Update: Neal Conan’s conversation with Michel Martin on his 11 years of hosting the show and his 36 years at NPR will be posted online around 3 p.m. PT.
NPR announced on Friday morning that it will cancel “Talk of the Nation,” the call-in talk show at the end of June. The show airs on KQED at 11 a.m. on weekdays.
In its place, NPR is offering “Here and Now” a “daily news magazine” program developed by WBUR in Boston, which mixes interviews and prepared stories.
“We’re considering a variety of programming options” to replace “Talk of the Nation” in the KQED lineup, said Jo Anne Wallace, KQED Public Radio General Manager. “We will take time to consider all the news and information needs of our audience before making any decisions about what schedule changes to make in light of the ‘Talk of the Nation’ cancellation.
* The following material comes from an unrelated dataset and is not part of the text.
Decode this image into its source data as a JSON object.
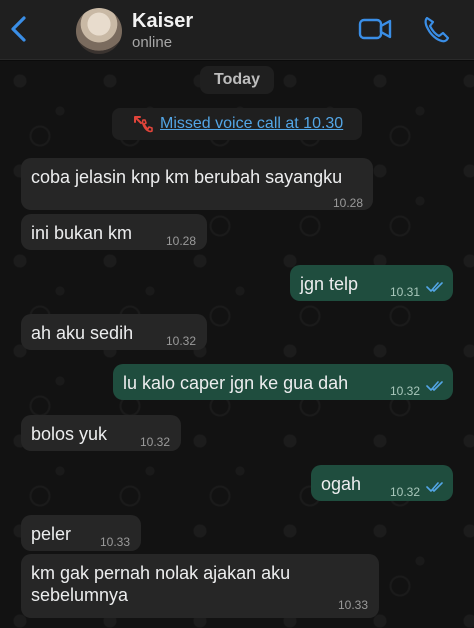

We expect to make an announcement regarding a new schedule later in the sping.”
More from Wallace about “Talk of the Nation”:
It has been a significant part of the KQED broadcast schedule since its launch in 1992, and over time, the program has helped us build audience for the KQED news and public affairs program service. [NPR President] Gary [Knell] mentioned that KQED has Talk’s largest audience in the nation. And we all will remember the hosts of Talk of the Nation — John Hockenberry, Ray Suarez, Juan Williams and Neal Conan — and appreciate their daily work in news and intelligent conversation with the public radio audience.
Why the change?
David Folkenflik and Mark Memmott had this to say in the NPR blog “Two Way“:
NPR executives said public radio has a glut of vibrant call-in shows involving national issues — and that they sought a newsmagazine with a mix of interviews and prepared stories to bridge the hours between Morning Edition and All Things Considered.
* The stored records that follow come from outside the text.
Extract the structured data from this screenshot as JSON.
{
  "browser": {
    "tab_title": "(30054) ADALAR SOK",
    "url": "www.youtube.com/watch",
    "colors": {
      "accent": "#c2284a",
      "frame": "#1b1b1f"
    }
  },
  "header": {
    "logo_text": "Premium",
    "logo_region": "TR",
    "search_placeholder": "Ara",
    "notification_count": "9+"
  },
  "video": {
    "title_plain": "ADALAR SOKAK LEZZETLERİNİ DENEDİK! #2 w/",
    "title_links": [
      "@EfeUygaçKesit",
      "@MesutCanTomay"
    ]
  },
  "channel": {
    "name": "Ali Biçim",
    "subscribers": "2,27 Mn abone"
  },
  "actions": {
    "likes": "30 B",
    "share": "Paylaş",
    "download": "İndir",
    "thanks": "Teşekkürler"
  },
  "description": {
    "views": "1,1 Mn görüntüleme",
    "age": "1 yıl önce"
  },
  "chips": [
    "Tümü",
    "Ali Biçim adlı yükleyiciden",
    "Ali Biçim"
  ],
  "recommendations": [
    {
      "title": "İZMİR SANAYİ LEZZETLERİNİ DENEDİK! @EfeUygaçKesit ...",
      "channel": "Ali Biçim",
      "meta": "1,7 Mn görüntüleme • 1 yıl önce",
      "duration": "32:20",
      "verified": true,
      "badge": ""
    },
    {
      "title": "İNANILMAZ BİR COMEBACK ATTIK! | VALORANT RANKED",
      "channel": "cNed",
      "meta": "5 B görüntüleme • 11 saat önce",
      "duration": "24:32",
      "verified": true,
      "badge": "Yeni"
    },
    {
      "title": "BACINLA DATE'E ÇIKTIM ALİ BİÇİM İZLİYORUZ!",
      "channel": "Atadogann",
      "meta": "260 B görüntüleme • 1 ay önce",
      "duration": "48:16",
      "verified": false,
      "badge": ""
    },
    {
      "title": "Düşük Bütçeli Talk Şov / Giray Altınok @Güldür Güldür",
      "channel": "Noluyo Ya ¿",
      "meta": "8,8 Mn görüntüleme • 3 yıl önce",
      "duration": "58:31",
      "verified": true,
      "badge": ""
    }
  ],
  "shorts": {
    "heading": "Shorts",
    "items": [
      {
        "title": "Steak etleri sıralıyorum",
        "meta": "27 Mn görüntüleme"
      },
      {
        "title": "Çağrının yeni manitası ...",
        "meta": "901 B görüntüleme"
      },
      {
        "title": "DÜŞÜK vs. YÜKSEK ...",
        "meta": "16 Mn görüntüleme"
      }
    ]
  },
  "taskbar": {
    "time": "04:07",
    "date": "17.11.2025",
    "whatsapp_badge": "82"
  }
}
NPR managers say “Here & Now” will keep listeners up to day on the news throughout the day:
Here & Now is a smart, well-produced program that enables stations to meet the growing demand for news and information programming in the hours between Morning Edition and All Things Considered. In its expanded form, the program will feed five days a week from noon to 2 p.m. ET (9-11 a.m. PT) and will be aggressively updated until 4 p.m. ET (1 p.m. PT). With that schedule, NPR – with WBUR – is now in a position to provide stations with live, updated news coverage 17 hours a day.
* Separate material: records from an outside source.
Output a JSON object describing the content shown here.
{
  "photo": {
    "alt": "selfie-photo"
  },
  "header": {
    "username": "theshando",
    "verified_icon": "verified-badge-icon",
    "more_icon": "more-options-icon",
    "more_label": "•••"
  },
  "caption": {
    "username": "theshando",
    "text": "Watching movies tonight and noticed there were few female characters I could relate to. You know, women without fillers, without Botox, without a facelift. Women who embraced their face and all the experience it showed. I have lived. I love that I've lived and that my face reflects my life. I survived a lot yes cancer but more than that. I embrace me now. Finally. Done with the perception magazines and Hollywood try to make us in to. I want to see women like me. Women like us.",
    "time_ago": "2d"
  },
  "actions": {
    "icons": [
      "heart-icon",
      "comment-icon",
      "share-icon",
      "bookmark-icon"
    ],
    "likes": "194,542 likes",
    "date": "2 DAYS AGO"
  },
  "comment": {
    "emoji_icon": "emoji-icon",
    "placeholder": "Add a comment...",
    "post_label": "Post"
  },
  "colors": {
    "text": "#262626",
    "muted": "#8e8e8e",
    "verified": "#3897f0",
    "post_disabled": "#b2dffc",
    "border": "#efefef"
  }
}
But NPR managers also offered words of praise for “Talk of the Nation”
Over its 21-year run, Talk of the Nation has made a powerful contribution to public radio and set the standard for high quality call-in talk programming. The show also created a model that spurred many stations to launch their own call-in shows.
These newer call-in shows are part of the reason for the change, NPR Executive Vice President Kinsey Wilson said, according to Two Way:
In the 20 years that it’s been around, and had a very successful run and become the No. 1 one call-in talk show on public radio, there’s been a proliferation of other call-in talk shows — some of which we carry — like On Point with Tom Ashbrook, like Diane Rehm. [Those are] very successful in their own right [and] remain a vibrant part of what we do. This is really an opportunity for NPR to pivot a bit and to make sure we’re investing in the things that are not as commonly done across the system — and that is providing solid news coverage and strong storytelling across all day parts.”
“Talk of the Nation’s” host, Neal Conan, will step down from daily broadcasting, the NPR executives said:
After 35 years at NPR, 11 of them at the helm of Talk of the Nation, Neal Conan, has decided to step away from the grueling world of daily journalism. He hopes to write a book and spend more time in Wyoming. We look forward to his future reporting contributions from wherever he lands. Neal is one of NPR’s most distinguished journalists and brings extraordinary depth and insight to every story he touches. He will leave a legacy of excellence, having skillfully carried NPR, our Member Stations and the nation through some of the most important news of the last decade.